Unintended open ports expose admin panels, debug endpoints, legacy services with default credentials, and unauthenticated database listeners directly to the internet. Attackers fingerprint the service and version, then brute force credentials, replay known exploits, or connect straight into the data layer with no auth at all. A single compromised service often becomes a pivot point for deeper movement into the internal network.

How to fix it

  1. Inventory what is listening. Run a port scan from outside your network and compare it to ss -tlnp or netstat on each host. The diff between expected and actual is your remediation list.
  2. Lock down with a host firewall. Use ufw, iptables, or nftables to default-deny inbound traffic and allow only the ports your service truly needs. Bind services to a private interface or localhost when an external client never needs to reach them.
  3. Narrow cloud security groups. In AWS, GCP, or Azure, tighten security groups and firewall rules to specific source CIDRs and ports. Avoid 0.0.0.0/0 on management ports like SSH, RDP, and database listeners.
  4. Verify from the outside. Re-scan from an unauthenticated network to confirm the closed ports no longer respond.

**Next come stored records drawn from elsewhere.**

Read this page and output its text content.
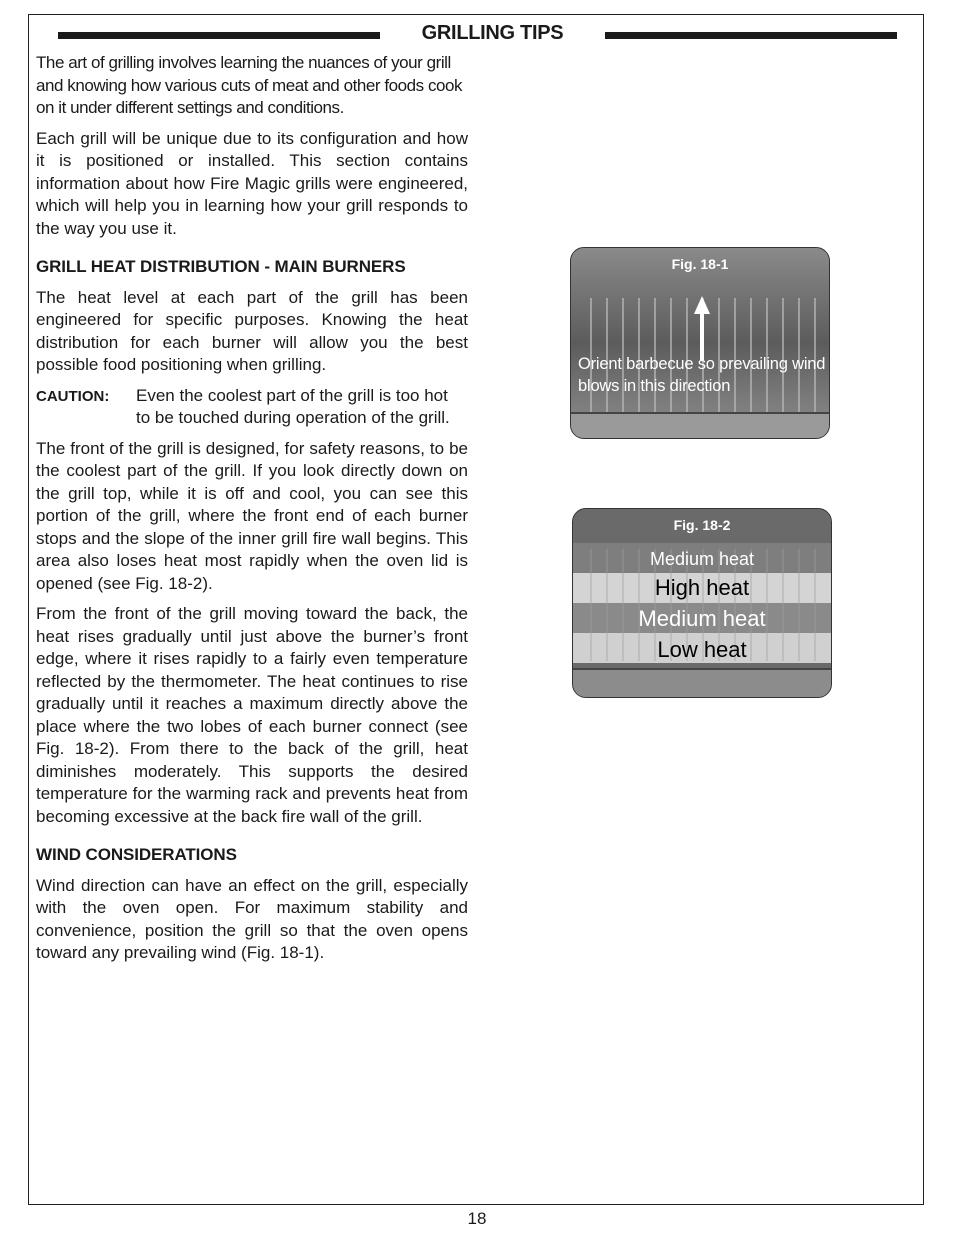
GRILLING TIPS

The art of grilling involves learning the nuances of your grill and knowing how various cuts of meat and other foods cook on it under different settings and conditions.

Each grill will be unique due to its configuration and how it is positioned or installed. This section contains information about how Fire Magic grills were engineered, which will help you in learning how your grill responds to the way you use it.

GRILL HEAT DISTRIBUTION - MAIN BURNERS

The heat level at each part of the grill has been engineered for specific purposes. Knowing the heat distribution for each burner will allow you the best possible food positioning when grilling.

CAUTION:	Even the coolest part of the grill is too hot to be touched during operation of the grill.

The front of the grill is designed, for safety reasons, to be the coolest part of the grill. If you look directly down on the grill top, while it is off and cool, you can see this portion of the grill, where the front end of each burner stops and the slope of the inner grill fire wall begins. This area also loses heat most rapidly when the oven lid is opened (see Fig. 18-2).

From the front of the grill moving toward the back, the heat rises gradually until just above the burner’s front edge, where it rises rapidly to a fairly even temperature reflected by the thermometer. The heat continues to rise gradually until it reaches a maximum directly above the place where the two lobes of each burner connect (see Fig. 18-2). From there to the back of the grill, heat diminishes moderately. This supports the desired temperature for the warming rack and prevents heat from becoming excessive at the back fire wall of the grill.

WIND CONSIDERATIONS

Wind direction can have an effect on the grill, especially with the oven open. For maximum stability and convenience, position the grill so that the oven opens toward any prevailing wind (Fig. 18-1).

Fig. 18-1
Orient barbecue so prevailing wind blows in this direction
Fig. 18-2
Medium heat
High heat
Medium heat
Low heat
18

Schedule recurring scans so a future deploy or security-group edit does not silently re-expose the service.

Examples by platform

ufw

sudo ufw default deny incoming; sudo ufw allow 443/tcp

iptables

sudo iptables -P INPUT DROP
sudo iptables -A INPUT -p tcp --dport 443 -j ACCEPT
sudo iptables -A INPUT -m state --state ESTABLISHED,RELATED -j ACCEPT

AWS security group

aws ec2 revoke-security-group-ingress --group-id sg-0123456789abcdef0 --protocol tcp --port 22 --cidr 0.0.0.0/0
aws ec2 authorize-security-group-ingress --group-id sg-0123456789abcdef0 --protocol tcp --port 22 --cidr 10.0.0.0/16

References

Related reading

Frequently asked questions

Why are open ports a risk?
Every public port is an attack surface that gets brute forced, fingerprinted, and probed continuously. Reachable admin panels, debug endpoints, and unauthenticated database listeners turn a single misconfiguration into direct access to the data layer.
Which ports should never be public?
Management and data-plane ports: SSH (22), RDP (3389), database listeners like 3306, 5432, 27017, 6379, 9200, internal admin UIs on 8080, 8443, 9090, and any debug or metrics endpoints. Bind them to a private interface or restrict the cloud security group to a known CIDR.
How do I scan my external ports?
Run Barrion's open ports scan or use nmap from a network that sits outside your VPC. Compare the result against ss -tlnp or netstat on each host. The diff between expected and actual is your remediation list, and re-scanning on a schedule catches future regressions.